Initiatiefnemers voor (grootschalige) duurzame energieproductie ((kleine grondgebonden) windturbines, grondgebonden zonneparken, AGRI-PV, en energieopslag) doorlopen de volgende stappen (conform ieder ruimtelijk project in Tiel) om te komen tot een verleende vergunning;

Stap 1: Check voorwaarden door initiatiefnemer

Initiatiefnemer neemt kennis van voorliggend beleid en toetst zelf het initiatief aan de gestelde randvoorwaarden. Indien initiatiefnemer denkt te voldoen, dan kan het initiatief worden aangemeld bij de intaketafel van de gemeente. De gemeente verstrekt hiervoor de indieningsvereisten aan initiatiefnemer.

Stap 2: Intaketafel

In dit overleg bepaalt de gemeente of het initiatief op beleidsniveau wenselijk wordt geacht. Dit is een verplichte stap. Bij een positief oordeel kan het initiatief op verzoek van de initiatiefnemer door richting afstemming met de gemeente en vervolgens de Omgevingstafel. Na een positief oordeel van de intaketafel wordt een planbegeleider aangewezen, die de initiatiefnemer begeleidt voor de interne procedures en het omgevingsdialoogproces.

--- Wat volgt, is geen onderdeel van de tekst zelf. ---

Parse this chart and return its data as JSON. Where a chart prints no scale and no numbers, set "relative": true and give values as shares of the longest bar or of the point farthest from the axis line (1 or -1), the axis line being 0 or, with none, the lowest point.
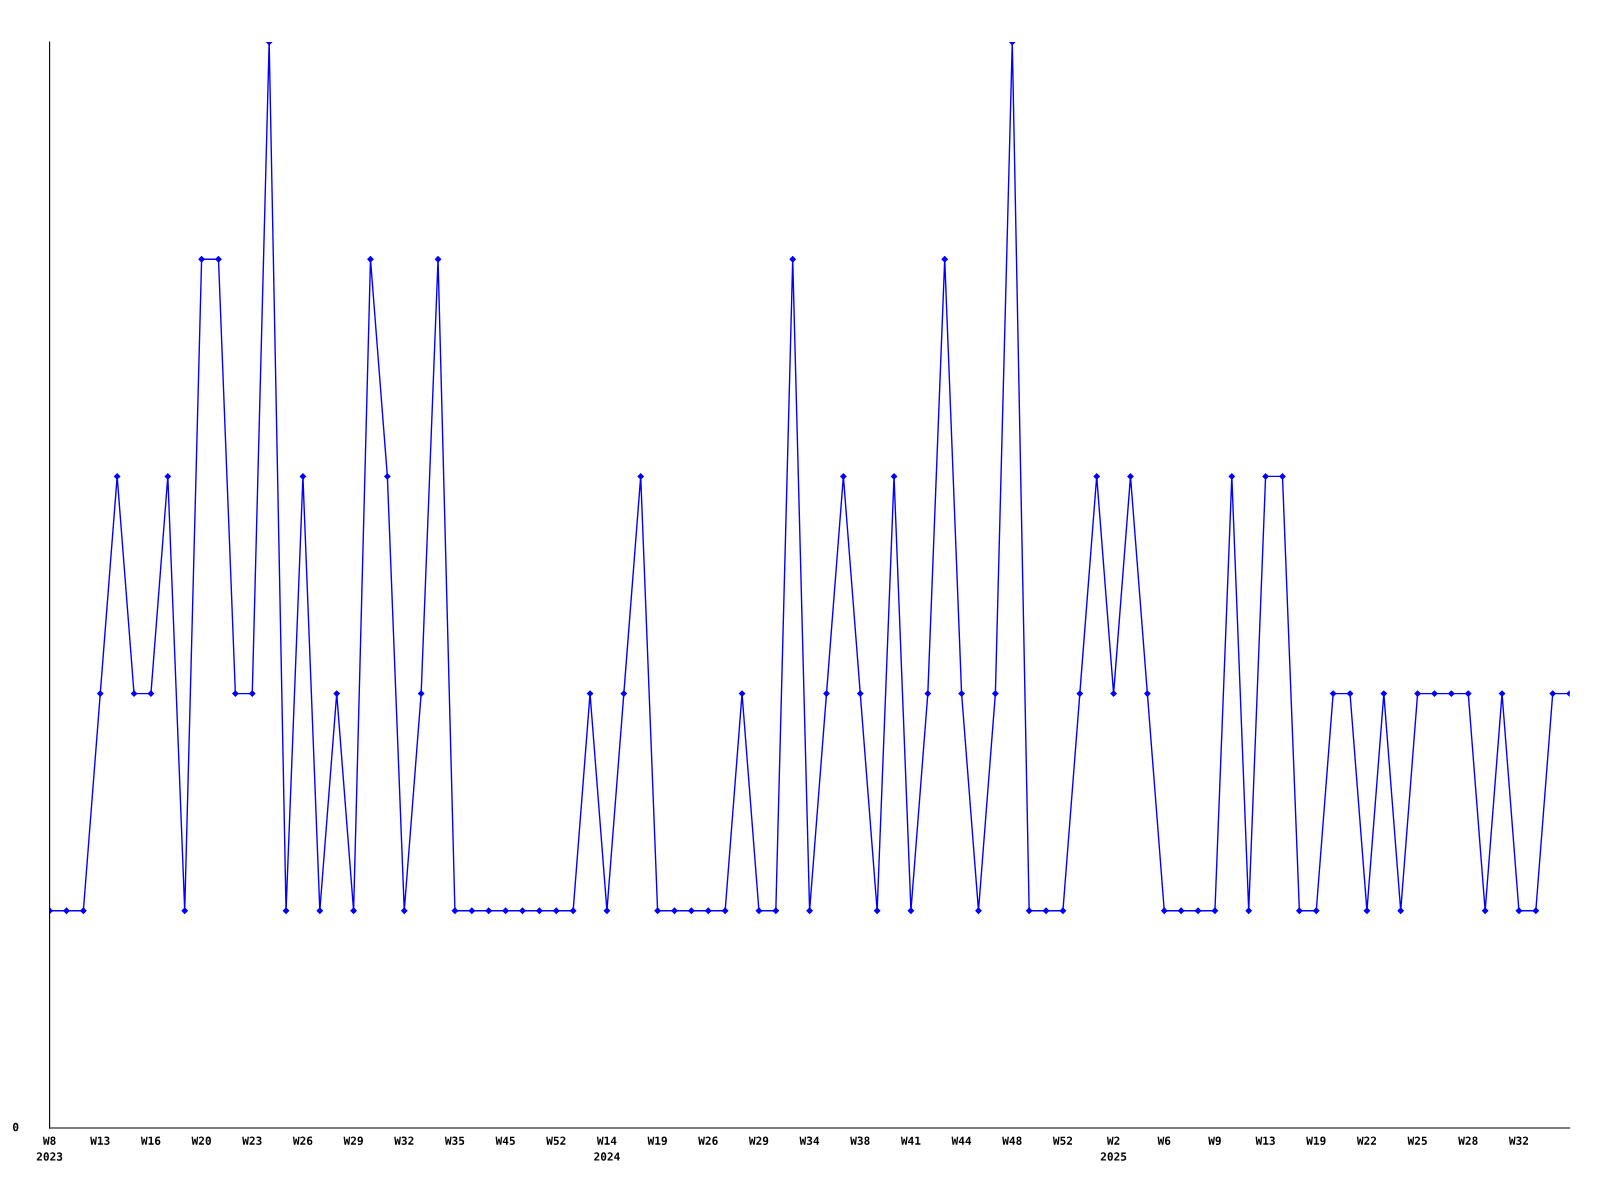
{
  "chart_data": {
    "type": "line",
    "relative": true,
    "categories": [
      "W8\n2023",
      null,
      null,
      "W13",
      null,
      null,
      "W16",
      null,
      null,
      "W20",
      null,
      null,
      "W23",
      null,
      null,
      "W26",
      null,
      null,
      "W29",
      null,
      null,
      "W32",
      null,
      null,
      "W35",
      null,
      null,
      "W45",
      null,
      null,
      "W52",
      null,
      null,
      "W14\n2024",
      null,
      null,
      "W19",
      null,
      null,
      "W26",
      null,
      null,
      "W29",
      null,
      null,
      "W34",
      null,
      null,
      "W38",
      null,
      null,
      "W41",
      null,
      null,
      "W44",
      null,
      null,
      "W48",
      null,
      null,
      "W52",
      null,
      null,
      "W2\n2025",
      null,
      null,
      "W6",
      null,
      null,
      "W9",
      null,
      null,
      "W13",
      null,
      null,
      "W19",
      null,
      null,
      "W22",
      null,
      null,
      "W25",
      null,
      null,
      "W28",
      null,
      null,
      "W32",
      null,
      null,
      null
    ],
    "series": [
      {
        "color": "#0000ff",
        "values": [
          0.2,
          0.2,
          0.2,
          0.4,
          0.6,
          0.4,
          0.4,
          0.6,
          0.2,
          0.8,
          0.8,
          0.4,
          0.4,
          1,
          0.2,
          0.6,
          0.2,
          0.4,
          0.2,
          0.8,
          0.6,
          0.2,
          0.4,
          0.8,
          0.2,
          0.2,
          0.2,
          0.2,
          0.2,
          0.2,
          0.2,
          0.2,
          0.4,
          0.2,
          0.4,
          0.6,
          0.2,
          0.2,
          0.2,
          0.2,
          0.2,
          0.4,
          0.2,
          0.2,
          0.8,
          0.2,
          0.4,
          0.6,
          0.4,
          0.2,
          0.6,
          0.2,
          0.4,
          0.8,
          0.4,
          0.2,
          0.4,
          1,
          0.2,
          0.2,
          0.2,
          0.4,
          0.6,
          0.4,
          0.6,
          0.4,
          0.2,
          0.2,
          0.2,
          0.2,
          0.6,
          0.2,
          0.6,
          0.6,
          0.2,
          0.2,
          0.4,
          0.4,
          0.2,
          0.4,
          0.2,
          0.4,
          0.4,
          0.4,
          0.4,
          0.2,
          0.4,
          0.2,
          0.2,
          0.4,
          0.4
        ]
      }
    ],
    "marker": "diamond",
    "line_style": "solid",
    "grid": false,
    "legend": false,
    "annotations": [
      "0"
    ]
  }
}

Stap 3: Overleg met gemeente en check haalbaarheid

In deze stap gaan de initiatiefnemer en de Gemeente Tiel met elkaar in gesprek met als doel de haalbaarheid gezamenlijk te bepalen en om initiatiefnemer op weg te helpen. Het projectinitiatief wordt aan een eerste globale beoordeling onderworpen (o.a. een stedenbouwkundige toets) aan de hand van het onderhavige beleidskader. Daarnaast worden de verdere stappen in het proces toegelicht. De gemeente krijgt hiermee inzicht in het verwachte aantal initiatieven in relatie tot de doelstellingen.

Van de initiatiefnemer wordt verwacht minimaal aan te leveren of mee te nemen;

  • Kaart met ligging en begrenzing van het projectgebied;

  • Technische gegevens (beoogde opwek en afzet van de elektriciteit);

  • Concept-schetsplan, waarbij wordt ingegaan op:

    • ▪︎

      Locatie: waarom de projectlocatie geschikt is voor de ontwikkeling van een het initiatief.

    • ▪︎

      Omvang: waarom de beoogde omvang passend in het landschap is.

    • ▪︎

      Meerwaarde: welke meerwaarde van toepassing is.

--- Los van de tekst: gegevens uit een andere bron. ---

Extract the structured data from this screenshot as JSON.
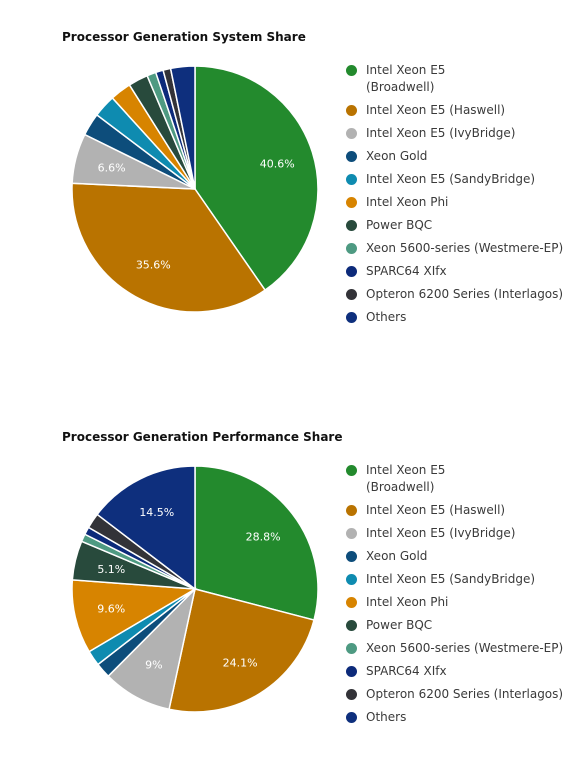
{
  "colors": {
    "Intel Xeon E5 (Broadwell)": "#238a2d",
    "Intel Xeon E5 (Haswell)": "#b97300",
    "Intel Xeon E5 (IvyBridge)": "#b2b2b2",
    "Xeon Gold": "#0d4d7b",
    "Intel Xeon E5 (SandyBridge)": "#0e8bb0",
    "Intel Xeon Phi": "#d78400",
    "Power BQC": "#284a3c",
    "Xeon 5600-series (Westmere-EP)": "#4e9a82",
    "SPARC64 XIfx": "#0c2a7a",
    "Opteron 6200 Series (Interlagos)": "#333338",
    "Others": "#0e2f7d"
  },
  "legend_labels": [
    "Intel Xeon E5 (Broadwell)",
    "Intel Xeon E5 (Haswell)",
    "Intel Xeon E5 (IvyBridge)",
    "Xeon Gold",
    "Intel Xeon E5 (SandyBridge)",
    "Intel Xeon Phi",
    "Power BQC",
    "Xeon 5600-series (Westmere-EP)",
    "SPARC64 XIfx",
    "Opteron 6200 Series (Interlagos)",
    "Others"
  ],
  "chart_data": [
    {
      "type": "pie",
      "title": "Processor Generation System Share",
      "categories": [
        "Intel Xeon E5 (Broadwell)",
        "Intel Xeon E5 (Haswell)",
        "Intel Xeon E5 (IvyBridge)",
        "Xeon Gold",
        "Intel Xeon E5 (SandyBridge)",
        "Intel Xeon Phi",
        "Power BQC",
        "Xeon 5600-series (Westmere-EP)",
        "SPARC64 XIfx",
        "Opteron 6200 Series (Interlagos)",
        "Others"
      ],
      "values": [
        40.6,
        35.6,
        6.6,
        3.0,
        3.0,
        2.8,
        2.6,
        1.2,
        1.0,
        1.0,
        3.2
      ],
      "data_labels": [
        "40.6%",
        "35.6%",
        "6.6%",
        "",
        "",
        "",
        "",
        "",
        "",
        "",
        ""
      ],
      "legend": "right"
    },
    {
      "type": "pie",
      "title": "Processor Generation Performance Share",
      "categories": [
        "Intel Xeon E5 (Broadwell)",
        "Intel Xeon E5 (Haswell)",
        "Intel Xeon E5 (IvyBridge)",
        "Xeon Gold",
        "Intel Xeon E5 (SandyBridge)",
        "Intel Xeon Phi",
        "Power BQC",
        "Xeon 5600-series (Westmere-EP)",
        "SPARC64 XIfx",
        "Opteron 6200 Series (Interlagos)",
        "Others"
      ],
      "values": [
        28.8,
        24.1,
        9.0,
        2.0,
        2.0,
        9.6,
        5.1,
        1.0,
        1.0,
        2.0,
        14.5
      ],
      "data_labels": [
        "28.8%",
        "24.1%",
        "9%",
        "",
        "",
        "9.6%",
        "5.1%",
        "",
        "",
        "",
        "14.5%"
      ],
      "legend": "right"
    }
  ]
}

Deze documentatie dient ook om het college van B&W (en indien nodig de gemeenteraad) te informeren over het initiatief en het proces indien het intakegesprek een positieve uitslag kent.

Tijdens deze stap maken de initiatiefnemer en de planbegeleider afspraken over het vervolgproces. Deze afspraken leggen partijen samen vast in een overeenkomst en gaan bijvoorbeeld over: onderzoek, communicatie, participatie (w.o. omgevingsdialoog), financiën en rolverdeling.

Stap 4: Omgevingsdialoog

Initiatiefnemer legt zijn initiatief voor aan de direct omwonenden en andere belanghebbenden. Het gesprek gaat niet alleen over het initiatief en het ontwerp daarvan, maar ook over de (financiële) participatiemogelijkheden. De gemeente is toehoorder bij eventuele brede bijeenkomsten. Verslaglegging van het participatieproces (proces/omgevingsdialoog en financieel) en een terugkoppeling van wat gedaan is met de ideeën en opmerkingen maakt onderdeel uit van het concept-verzoek. Na de omgevingsdialoog komt het conceptverzoek op de Omgevingstafel.

Stap 5: Omgevingstafel

De omgevingstafel is een integraal afstemmingsoverleg met alle betrokken beleidsdisciplines, de initiatiefnemer en eventueel derden, zoals de Omgevingsdienst of het Waterschap. In het concept-verzoek is beschreven waarom de initiatiefnemer op deze plek duurzame energie wil opwekken, hoe dit plan er uitziet en hoe de omgeving erbij is betrokken. De Omgevingstafel kan meerdere keren bijeen komen indien dat nodig is. Uiteindelijk dient hier overeenstemming te komen over het initiatief, zoals dat ook bij vergunningaanvraag zal worden ingediend.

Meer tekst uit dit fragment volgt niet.